Bewältigung der Corona-Pandemie: Warum andere EU-Länder weiter sind
12. März 2021Stand: 12.03.2021 13:28 Uhr
Gemeinsam wollte die EU die Corona-Krise bewältigen. Ob Teststrategie oder Impfgeschwindigkeit – inzwischen ist die Lage in den Mitgliedsstaaten sehr unterschiedlich. Deutschland wurde dabei längst von anderen überholt.
Von Helga Schmidt, ARD-Studio Brüssel
Die heftigste Kritik an der Brüsseler Impfstoffpolitik kam aus Deutschland. Zu wenig bestellt, zu sehr auf den Preis geachtet und naiv im Umgang mit den Pharma-Konzernen: Das waren einige der Vorwürfe gegen die EU-Kommission, manche kamen direkt aus der Bundesregierung.
Anfang Februar wurde der Druck so groß, dass Kommissionschefin Ursula von der Leyen zum ersten Mal von hausgemachten Fehlern sprach: „Wir waren spät dran bei der Zulassung. Wir waren zu optimistisch bei der Massenproduktion. Und vielleicht waren wir uns auch zu sicher, dass das Bestellte pünktlich geliefert wird.“
Deutschland beim Impfen nur im Mittelfeld
Alle EU-Mitgliedsländer haben seit Beginn der Impfkampagne mit den gleichen Lieferengpässsen zu kämpfen – aber viele sind erfolgreicher damit umgegangen als Deutschland.

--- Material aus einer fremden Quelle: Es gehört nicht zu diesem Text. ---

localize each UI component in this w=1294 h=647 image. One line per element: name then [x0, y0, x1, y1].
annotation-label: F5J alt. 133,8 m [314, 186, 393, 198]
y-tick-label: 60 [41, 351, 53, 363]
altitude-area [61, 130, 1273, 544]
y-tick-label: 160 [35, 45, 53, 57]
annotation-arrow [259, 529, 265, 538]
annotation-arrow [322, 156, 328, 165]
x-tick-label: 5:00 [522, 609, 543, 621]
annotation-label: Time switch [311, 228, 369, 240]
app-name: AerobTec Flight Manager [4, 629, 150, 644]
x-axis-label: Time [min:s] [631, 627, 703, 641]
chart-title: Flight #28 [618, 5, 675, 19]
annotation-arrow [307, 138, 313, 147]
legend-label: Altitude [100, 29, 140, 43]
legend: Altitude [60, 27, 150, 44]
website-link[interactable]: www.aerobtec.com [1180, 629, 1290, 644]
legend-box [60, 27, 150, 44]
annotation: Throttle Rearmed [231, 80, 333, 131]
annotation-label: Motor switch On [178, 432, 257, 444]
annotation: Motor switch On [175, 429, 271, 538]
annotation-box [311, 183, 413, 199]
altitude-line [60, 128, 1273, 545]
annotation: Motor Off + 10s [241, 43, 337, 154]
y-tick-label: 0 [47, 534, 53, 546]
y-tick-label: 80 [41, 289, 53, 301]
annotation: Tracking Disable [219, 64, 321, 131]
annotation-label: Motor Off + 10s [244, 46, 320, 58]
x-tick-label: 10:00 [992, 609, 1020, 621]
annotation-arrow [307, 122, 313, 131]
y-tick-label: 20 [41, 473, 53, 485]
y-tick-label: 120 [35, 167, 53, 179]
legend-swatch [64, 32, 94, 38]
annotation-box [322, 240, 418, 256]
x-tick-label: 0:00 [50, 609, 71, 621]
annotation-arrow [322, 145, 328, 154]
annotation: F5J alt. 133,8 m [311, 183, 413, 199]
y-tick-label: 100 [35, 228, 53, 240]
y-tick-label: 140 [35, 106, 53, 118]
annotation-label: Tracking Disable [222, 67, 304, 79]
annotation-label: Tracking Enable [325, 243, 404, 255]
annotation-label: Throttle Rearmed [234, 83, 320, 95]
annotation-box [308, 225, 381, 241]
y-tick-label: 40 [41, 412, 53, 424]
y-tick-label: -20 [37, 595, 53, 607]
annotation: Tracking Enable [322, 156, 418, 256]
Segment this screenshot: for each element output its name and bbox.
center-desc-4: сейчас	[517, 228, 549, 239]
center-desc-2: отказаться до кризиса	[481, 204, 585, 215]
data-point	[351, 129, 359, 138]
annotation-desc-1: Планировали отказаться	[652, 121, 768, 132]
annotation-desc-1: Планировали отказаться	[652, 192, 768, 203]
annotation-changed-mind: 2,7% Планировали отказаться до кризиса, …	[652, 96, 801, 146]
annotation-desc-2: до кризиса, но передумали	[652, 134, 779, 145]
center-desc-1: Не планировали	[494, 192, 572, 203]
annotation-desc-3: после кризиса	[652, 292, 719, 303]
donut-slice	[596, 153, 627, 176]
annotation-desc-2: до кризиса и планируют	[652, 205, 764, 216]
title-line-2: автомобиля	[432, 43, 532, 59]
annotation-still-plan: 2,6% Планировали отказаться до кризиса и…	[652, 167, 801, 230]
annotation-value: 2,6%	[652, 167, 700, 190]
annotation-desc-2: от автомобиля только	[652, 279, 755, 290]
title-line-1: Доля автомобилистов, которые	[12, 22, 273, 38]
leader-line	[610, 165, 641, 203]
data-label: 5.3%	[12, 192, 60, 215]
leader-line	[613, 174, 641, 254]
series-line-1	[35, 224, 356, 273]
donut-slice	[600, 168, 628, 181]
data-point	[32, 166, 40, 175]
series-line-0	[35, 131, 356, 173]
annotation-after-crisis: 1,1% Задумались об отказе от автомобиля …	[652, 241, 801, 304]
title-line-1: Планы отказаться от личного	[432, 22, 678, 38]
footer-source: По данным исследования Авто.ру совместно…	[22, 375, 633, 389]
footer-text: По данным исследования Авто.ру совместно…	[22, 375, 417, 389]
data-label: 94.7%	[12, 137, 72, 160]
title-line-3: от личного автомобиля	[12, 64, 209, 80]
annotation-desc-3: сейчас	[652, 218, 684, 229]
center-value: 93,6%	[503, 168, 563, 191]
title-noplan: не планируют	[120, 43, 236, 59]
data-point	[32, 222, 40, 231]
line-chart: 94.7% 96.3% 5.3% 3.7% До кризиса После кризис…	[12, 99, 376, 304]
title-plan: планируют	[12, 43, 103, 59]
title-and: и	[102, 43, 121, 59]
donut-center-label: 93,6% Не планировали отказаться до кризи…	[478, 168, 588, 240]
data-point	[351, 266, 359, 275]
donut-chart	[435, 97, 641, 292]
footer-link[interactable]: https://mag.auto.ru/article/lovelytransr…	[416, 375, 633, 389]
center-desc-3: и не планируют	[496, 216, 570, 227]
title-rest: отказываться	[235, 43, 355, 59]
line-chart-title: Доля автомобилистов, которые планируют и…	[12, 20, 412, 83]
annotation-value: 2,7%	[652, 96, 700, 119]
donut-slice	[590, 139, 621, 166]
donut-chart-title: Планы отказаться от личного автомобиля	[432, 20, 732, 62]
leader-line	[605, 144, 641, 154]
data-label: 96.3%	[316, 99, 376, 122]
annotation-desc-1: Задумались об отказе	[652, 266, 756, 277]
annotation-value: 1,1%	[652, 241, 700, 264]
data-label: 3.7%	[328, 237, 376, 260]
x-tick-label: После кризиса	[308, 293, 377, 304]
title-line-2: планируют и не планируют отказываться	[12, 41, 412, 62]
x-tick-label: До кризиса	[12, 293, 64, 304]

Beim Impftempo schafft Deutschland gerade mal einen Platz im Mittelfeld der EU. Davor liegen Länder wie Malta und Finnland, Litauen und Griechenland, Irland, Spanien und Portugal.
Das schnellste Impftempo legte von Beginn an Dänemark vor. Das weitgehend digitalisierte Gesundheitssystem hilft bei der schnellen Terminvergabe, der Impfstoff wird praktisch sofort verteilt, wenn er geliefert wird – und im Unterschied zu Deutschland bedeutet das: Nur äußerst geringe Mengen werden auf Lager gehalten. Fast zehn Prozent der Dänen haben inzwischen die erste Impfung bekommen. In Deutschland sind es mit 6,9 Prozent deutlich weniger.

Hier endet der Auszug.